Good consistency between Raman maps and histological patterns resulted also for collagen distribution, since mapped areas showing very low collagen intensity roughly corresponded to those completely lacking in eosinophilia in the histological counterpart. Since the same areas in turn roughly corresponded to those with very high HA intensity, it is feasible that in valve mineralizing areas degeneration of collagen fibers may take place, consistent with inflammation-dependent release of matrix metalloproteinases by resident AVICs.[3] Additional consistency concerned elastin distribution since both the Raman map and the Movat-stained para-serial cryosection showed this protein to be mainly present in the ventricularis layer, consistent with native valve leaflet structure as well as the fact that this valve region usually retains its normal features remaining free from mineralization.[2]
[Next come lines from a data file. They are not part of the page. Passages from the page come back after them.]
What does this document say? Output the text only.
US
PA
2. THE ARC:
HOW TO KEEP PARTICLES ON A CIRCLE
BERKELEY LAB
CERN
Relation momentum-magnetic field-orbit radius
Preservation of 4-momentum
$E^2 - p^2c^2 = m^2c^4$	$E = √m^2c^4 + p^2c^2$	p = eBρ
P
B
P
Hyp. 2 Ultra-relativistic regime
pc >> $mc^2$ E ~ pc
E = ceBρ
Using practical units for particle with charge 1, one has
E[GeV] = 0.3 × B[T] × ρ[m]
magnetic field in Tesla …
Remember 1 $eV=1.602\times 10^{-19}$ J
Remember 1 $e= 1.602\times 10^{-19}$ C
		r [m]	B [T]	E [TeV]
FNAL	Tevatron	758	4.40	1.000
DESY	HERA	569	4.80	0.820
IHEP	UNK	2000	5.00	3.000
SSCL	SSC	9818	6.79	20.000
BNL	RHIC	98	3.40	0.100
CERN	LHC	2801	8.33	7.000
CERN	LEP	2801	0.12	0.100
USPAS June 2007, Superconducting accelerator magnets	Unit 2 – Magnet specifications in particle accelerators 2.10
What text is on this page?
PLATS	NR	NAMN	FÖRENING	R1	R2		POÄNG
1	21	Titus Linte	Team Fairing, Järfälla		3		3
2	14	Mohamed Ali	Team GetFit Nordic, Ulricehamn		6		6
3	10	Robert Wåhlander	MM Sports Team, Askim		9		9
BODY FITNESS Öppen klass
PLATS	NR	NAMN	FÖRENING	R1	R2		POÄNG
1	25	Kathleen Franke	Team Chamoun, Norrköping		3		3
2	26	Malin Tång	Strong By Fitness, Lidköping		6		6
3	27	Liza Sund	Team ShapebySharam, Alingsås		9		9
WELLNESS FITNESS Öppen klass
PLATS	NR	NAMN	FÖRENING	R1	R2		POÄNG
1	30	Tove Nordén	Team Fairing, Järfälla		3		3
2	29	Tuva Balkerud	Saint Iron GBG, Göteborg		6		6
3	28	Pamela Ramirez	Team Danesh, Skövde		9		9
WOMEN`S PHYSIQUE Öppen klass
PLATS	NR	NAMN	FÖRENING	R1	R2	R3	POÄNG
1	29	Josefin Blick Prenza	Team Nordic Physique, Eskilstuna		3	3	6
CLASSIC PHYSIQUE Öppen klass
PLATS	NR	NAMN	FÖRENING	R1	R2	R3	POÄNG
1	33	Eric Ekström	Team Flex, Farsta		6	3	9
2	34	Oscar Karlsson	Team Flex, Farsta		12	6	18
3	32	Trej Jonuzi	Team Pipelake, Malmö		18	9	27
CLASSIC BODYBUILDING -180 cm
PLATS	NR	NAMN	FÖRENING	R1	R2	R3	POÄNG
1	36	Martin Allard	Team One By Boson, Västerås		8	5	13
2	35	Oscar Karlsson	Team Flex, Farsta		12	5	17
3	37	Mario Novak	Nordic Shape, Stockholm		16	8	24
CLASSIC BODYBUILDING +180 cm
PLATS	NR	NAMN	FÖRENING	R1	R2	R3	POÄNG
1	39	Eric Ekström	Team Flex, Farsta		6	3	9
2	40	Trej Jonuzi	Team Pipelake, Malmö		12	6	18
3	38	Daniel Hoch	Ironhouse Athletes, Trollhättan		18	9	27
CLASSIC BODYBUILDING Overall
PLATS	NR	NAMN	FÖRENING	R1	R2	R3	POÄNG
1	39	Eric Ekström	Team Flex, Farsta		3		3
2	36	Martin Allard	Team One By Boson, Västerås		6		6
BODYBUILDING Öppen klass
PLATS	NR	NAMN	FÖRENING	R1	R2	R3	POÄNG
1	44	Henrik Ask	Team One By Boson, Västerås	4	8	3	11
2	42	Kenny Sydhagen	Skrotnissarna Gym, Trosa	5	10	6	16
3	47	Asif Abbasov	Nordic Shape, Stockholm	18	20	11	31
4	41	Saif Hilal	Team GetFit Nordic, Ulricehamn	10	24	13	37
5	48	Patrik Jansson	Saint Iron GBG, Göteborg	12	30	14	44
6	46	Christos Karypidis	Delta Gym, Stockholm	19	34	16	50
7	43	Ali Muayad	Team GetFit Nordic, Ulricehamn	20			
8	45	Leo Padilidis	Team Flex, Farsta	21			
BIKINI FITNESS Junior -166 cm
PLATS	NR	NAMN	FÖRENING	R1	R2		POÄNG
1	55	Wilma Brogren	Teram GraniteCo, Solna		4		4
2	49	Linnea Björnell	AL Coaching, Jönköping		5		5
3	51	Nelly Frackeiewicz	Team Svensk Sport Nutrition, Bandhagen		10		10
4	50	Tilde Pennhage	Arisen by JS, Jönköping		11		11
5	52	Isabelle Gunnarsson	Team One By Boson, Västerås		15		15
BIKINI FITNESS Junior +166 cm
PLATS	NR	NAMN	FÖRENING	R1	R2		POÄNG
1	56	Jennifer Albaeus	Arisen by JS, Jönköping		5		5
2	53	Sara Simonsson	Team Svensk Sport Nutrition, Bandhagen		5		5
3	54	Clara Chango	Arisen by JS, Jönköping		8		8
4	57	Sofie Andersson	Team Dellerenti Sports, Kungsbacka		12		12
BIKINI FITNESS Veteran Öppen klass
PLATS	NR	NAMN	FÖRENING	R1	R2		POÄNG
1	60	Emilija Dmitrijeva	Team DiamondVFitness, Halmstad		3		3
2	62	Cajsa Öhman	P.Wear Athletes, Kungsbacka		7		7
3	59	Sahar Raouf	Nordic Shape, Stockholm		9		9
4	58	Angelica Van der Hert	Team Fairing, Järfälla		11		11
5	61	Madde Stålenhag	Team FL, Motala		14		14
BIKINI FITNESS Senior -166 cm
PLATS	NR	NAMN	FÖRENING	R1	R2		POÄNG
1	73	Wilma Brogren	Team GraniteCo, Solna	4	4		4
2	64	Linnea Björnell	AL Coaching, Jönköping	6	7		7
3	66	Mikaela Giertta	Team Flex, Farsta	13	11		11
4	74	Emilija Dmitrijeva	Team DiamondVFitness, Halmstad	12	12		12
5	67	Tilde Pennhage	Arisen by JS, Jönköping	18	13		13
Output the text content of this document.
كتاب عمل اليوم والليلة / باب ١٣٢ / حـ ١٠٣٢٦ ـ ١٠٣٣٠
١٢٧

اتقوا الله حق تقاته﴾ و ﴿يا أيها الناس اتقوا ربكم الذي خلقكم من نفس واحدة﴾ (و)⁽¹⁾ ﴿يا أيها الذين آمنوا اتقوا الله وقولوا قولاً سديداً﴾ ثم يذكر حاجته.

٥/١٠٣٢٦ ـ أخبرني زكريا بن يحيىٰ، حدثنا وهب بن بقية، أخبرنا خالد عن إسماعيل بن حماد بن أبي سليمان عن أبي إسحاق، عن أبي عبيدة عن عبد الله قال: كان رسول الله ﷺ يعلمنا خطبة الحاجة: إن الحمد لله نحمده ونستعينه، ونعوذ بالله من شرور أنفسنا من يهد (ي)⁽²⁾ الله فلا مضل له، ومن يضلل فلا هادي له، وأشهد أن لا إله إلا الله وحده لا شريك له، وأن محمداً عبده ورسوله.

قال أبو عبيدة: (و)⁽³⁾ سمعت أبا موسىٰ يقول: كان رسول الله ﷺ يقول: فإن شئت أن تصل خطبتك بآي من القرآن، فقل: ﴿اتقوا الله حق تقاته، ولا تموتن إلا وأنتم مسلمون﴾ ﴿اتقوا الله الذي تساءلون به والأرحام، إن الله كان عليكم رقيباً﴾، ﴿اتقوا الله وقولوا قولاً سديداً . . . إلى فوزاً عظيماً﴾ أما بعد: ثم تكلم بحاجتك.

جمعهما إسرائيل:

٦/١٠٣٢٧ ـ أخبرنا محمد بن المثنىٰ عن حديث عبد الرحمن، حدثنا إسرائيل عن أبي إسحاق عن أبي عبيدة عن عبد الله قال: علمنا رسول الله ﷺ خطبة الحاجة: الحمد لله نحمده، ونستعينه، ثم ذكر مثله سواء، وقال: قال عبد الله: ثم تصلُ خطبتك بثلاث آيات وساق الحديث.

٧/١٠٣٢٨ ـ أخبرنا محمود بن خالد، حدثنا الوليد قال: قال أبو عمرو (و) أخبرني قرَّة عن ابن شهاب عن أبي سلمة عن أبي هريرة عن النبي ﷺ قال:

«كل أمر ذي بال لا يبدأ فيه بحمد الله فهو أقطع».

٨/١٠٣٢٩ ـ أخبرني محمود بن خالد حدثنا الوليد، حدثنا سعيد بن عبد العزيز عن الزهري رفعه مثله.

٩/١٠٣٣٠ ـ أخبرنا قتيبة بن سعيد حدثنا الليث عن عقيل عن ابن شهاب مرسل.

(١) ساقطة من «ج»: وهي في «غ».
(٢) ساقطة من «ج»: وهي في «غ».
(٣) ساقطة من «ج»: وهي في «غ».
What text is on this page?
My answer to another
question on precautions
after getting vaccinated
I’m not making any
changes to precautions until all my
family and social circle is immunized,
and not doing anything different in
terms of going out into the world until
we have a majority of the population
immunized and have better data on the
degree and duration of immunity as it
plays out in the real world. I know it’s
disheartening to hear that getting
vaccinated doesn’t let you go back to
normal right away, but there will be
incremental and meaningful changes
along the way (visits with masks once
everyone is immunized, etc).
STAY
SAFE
In conclusion, Raman maps added information on the presence and topographical distribution of precipitated calcium, accumulated lipids including cholesterol/carotenoids, and altered extracellular matrix components in CAVS-affected valve leaflets. Moreover, Raman microspectroscopy was found to represent a potential technique to investigate in vivo the alterations anticipating or characterizing this atherosclerosis-like valve disease.